The Eden Philosophy embraces a person-driven culture, where activities and care are structured to the individuals’ wants and desires as opposed to the convenience and routine of the staff and organization.
Eden Principles of Care:
- The three plagues of loneliness, helplessness and boredom account for the bulk of suffering among our elders.
- An elder-centered community commits to creating a human habitat, where life revolves around close and continuing contact with plants, animals, and children. It is these relationships that provide the young and old alike with a pathway to a life worth living.
- Loving companionship is the antidote to loneliness. Elders deserve easy access to human and animal companionship.
- An elder-centered community creates opportunity to give as well as receive care. This is the antidote to helplessness.

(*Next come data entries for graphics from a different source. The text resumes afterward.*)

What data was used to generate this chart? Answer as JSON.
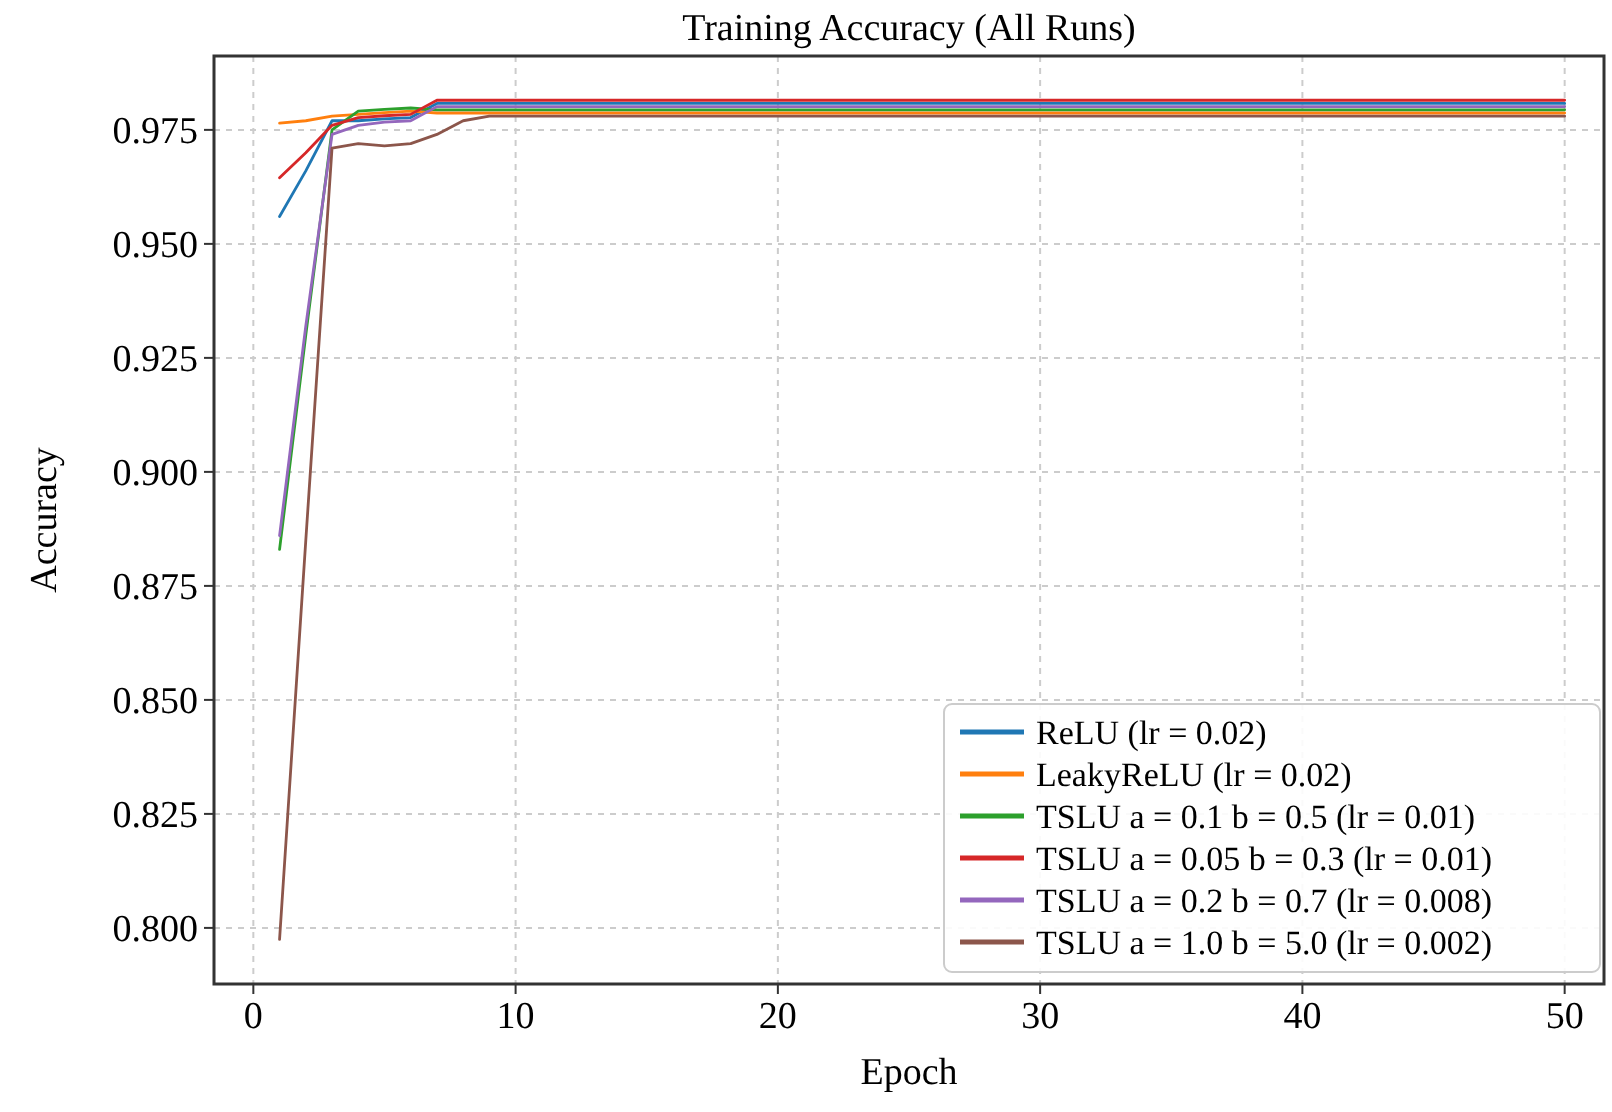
{
  "chart_data": {
    "type": "line",
    "title": "Training Accuracy (All Runs)",
    "xlabel": "Epoch",
    "ylabel": "Accuracy",
    "x": [
      1,
      2,
      3,
      4,
      5,
      6,
      7,
      8,
      9,
      10,
      11,
      12,
      13,
      14,
      15,
      16,
      17,
      18,
      19,
      20,
      21,
      22,
      23,
      24,
      25,
      26,
      27,
      28,
      29,
      30,
      31,
      32,
      33,
      34,
      35,
      36,
      37,
      38,
      39,
      40,
      41,
      42,
      43,
      44,
      45,
      46,
      47,
      48,
      49,
      50
    ],
    "xlim": [
      -1.5,
      51.5
    ],
    "xticks": [
      0,
      10,
      20,
      30,
      40,
      50
    ],
    "ylim": [
      0.7877,
      0.9912
    ],
    "yticks": [
      {
        "value": 0.8,
        "label": "0.800"
      },
      {
        "value": 0.825,
        "label": "0.825"
      },
      {
        "value": 0.85,
        "label": "0.850"
      },
      {
        "value": 0.875,
        "label": "0.875"
      },
      {
        "value": 0.9,
        "label": "0.900"
      },
      {
        "value": 0.925,
        "label": "0.925"
      },
      {
        "value": 0.95,
        "label": "0.950"
      },
      {
        "value": 0.975,
        "label": "0.975"
      }
    ],
    "grid": true,
    "legend": "bottom right",
    "line_style": "solid",
    "series": [
      {
        "name": "ReLU (lr = 0.02)",
        "color": "#1f77b4",
        "values": [
          0.956,
          0.966,
          0.977,
          0.977,
          0.9774,
          0.9777,
          0.9808,
          0.9808,
          0.9808,
          0.9808,
          0.9808,
          0.9808,
          0.9808,
          0.9808,
          0.9808,
          0.9808,
          0.9808,
          0.9808,
          0.9808,
          0.9808,
          0.9808,
          0.9808,
          0.9808,
          0.9808,
          0.9808,
          0.9808,
          0.9808,
          0.9808,
          0.9808,
          0.9808,
          0.9808,
          0.9808,
          0.9808,
          0.9808,
          0.9808,
          0.9808,
          0.9808,
          0.9808,
          0.9808,
          0.9808,
          0.9808,
          0.9808,
          0.9808,
          0.9808,
          0.9808,
          0.9808,
          0.9808,
          0.9808,
          0.9808,
          0.9808
        ]
      },
      {
        "name": "LeakyReLU (lr = 0.02)",
        "color": "#ff7f0e",
        "values": [
          0.9765,
          0.977,
          0.978,
          0.9784,
          0.9788,
          0.9791,
          0.9787,
          0.9787,
          0.9787,
          0.9787,
          0.9787,
          0.9787,
          0.9787,
          0.9787,
          0.9787,
          0.9787,
          0.9787,
          0.9787,
          0.9787,
          0.9787,
          0.9787,
          0.9787,
          0.9787,
          0.9787,
          0.9787,
          0.9787,
          0.9787,
          0.9787,
          0.9787,
          0.9787,
          0.9787,
          0.9787,
          0.9787,
          0.9787,
          0.9787,
          0.9787,
          0.9787,
          0.9787,
          0.9787,
          0.9787,
          0.9787,
          0.9787,
          0.9787,
          0.9787,
          0.9787,
          0.9787,
          0.9787,
          0.9787,
          0.9787,
          0.9787
        ]
      },
      {
        "name": "TSLU a = 0.1 b = 0.5 (lr = 0.01)",
        "color": "#2ca02c",
        "values": [
          0.883,
          0.93,
          0.975,
          0.9791,
          0.9795,
          0.9798,
          0.9794,
          0.9794,
          0.9794,
          0.9794,
          0.9794,
          0.9794,
          0.9794,
          0.9794,
          0.9794,
          0.9794,
          0.9794,
          0.9794,
          0.9794,
          0.9794,
          0.9794,
          0.9794,
          0.9794,
          0.9794,
          0.9794,
          0.9794,
          0.9794,
          0.9794,
          0.9794,
          0.9794,
          0.9794,
          0.9794,
          0.9794,
          0.9794,
          0.9794,
          0.9794,
          0.9794,
          0.9794,
          0.9794,
          0.9794,
          0.9794,
          0.9794,
          0.9794,
          0.9794,
          0.9794,
          0.9794,
          0.9794,
          0.9794,
          0.9794,
          0.9794
        ]
      },
      {
        "name": "TSLU a = 0.05 b = 0.3 (lr = 0.01)",
        "color": "#d62728",
        "values": [
          0.9645,
          0.97,
          0.976,
          0.9777,
          0.9781,
          0.9784,
          0.9815,
          0.9815,
          0.9815,
          0.9815,
          0.9815,
          0.9815,
          0.9815,
          0.9815,
          0.9815,
          0.9815,
          0.9815,
          0.9815,
          0.9815,
          0.9815,
          0.9815,
          0.9815,
          0.9815,
          0.9815,
          0.9815,
          0.9815,
          0.9815,
          0.9815,
          0.9815,
          0.9815,
          0.9815,
          0.9815,
          0.9815,
          0.9815,
          0.9815,
          0.9815,
          0.9815,
          0.9815,
          0.9815,
          0.9815,
          0.9815,
          0.9815,
          0.9815,
          0.9815,
          0.9815,
          0.9815,
          0.9815,
          0.9815,
          0.9815,
          0.9815
        ]
      },
      {
        "name": "TSLU a = 0.2 b = 0.7 (lr = 0.008)",
        "color": "#9467bd",
        "values": [
          0.886,
          0.932,
          0.974,
          0.976,
          0.9767,
          0.977,
          0.9801,
          0.9801,
          0.9801,
          0.9801,
          0.9801,
          0.9801,
          0.9801,
          0.9801,
          0.9801,
          0.9801,
          0.9801,
          0.9801,
          0.9801,
          0.9801,
          0.9801,
          0.9801,
          0.9801,
          0.9801,
          0.9801,
          0.9801,
          0.9801,
          0.9801,
          0.9801,
          0.9801,
          0.9801,
          0.9801,
          0.9801,
          0.9801,
          0.9801,
          0.9801,
          0.9801,
          0.9801,
          0.9801,
          0.9801,
          0.9801,
          0.9801,
          0.9801,
          0.9801,
          0.9801,
          0.9801,
          0.9801,
          0.9801,
          0.9801,
          0.9801
        ]
      },
      {
        "name": "TSLU a = 1.0 b = 5.0 (lr = 0.002)",
        "color": "#8c564b",
        "values": [
          0.7975,
          0.885,
          0.971,
          0.972,
          0.9715,
          0.972,
          0.974,
          0.977,
          0.978,
          0.978,
          0.978,
          0.978,
          0.978,
          0.978,
          0.978,
          0.978,
          0.978,
          0.978,
          0.978,
          0.978,
          0.978,
          0.978,
          0.978,
          0.978,
          0.978,
          0.978,
          0.978,
          0.978,
          0.978,
          0.978,
          0.978,
          0.978,
          0.978,
          0.978,
          0.978,
          0.978,
          0.978,
          0.978,
          0.978,
          0.978,
          0.978,
          0.978,
          0.978,
          0.978,
          0.978,
          0.978,
          0.978,
          0.978,
          0.978,
          0.978
        ]
      }
    ]
  }
}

- An elder-centered community imbues daily life with variety and spontaneity by creating an environment in which unexpected and unpredictable interactions and happenings can take place. This is the antidote to boredom.
- Meaningless activity corrodes the human spirit. The opportunity to do things that we find meaningful is essential to human health.
- Medical treatment should be the servant of genuine human caring, never its master.
- An elder-centered community honors its elders by de-emphasizing top-down bureaucratic authority, seeking instead to place the maximum possible decision-making authority into the hands of the Elders or into the hands of those closest to them.
- Creating an elder-centered community is a never-ending process. Human growth must never be separated from human life.
- Wise leadership is the lifeblood of any struggle against the three plagues. For it, there can be no substitute.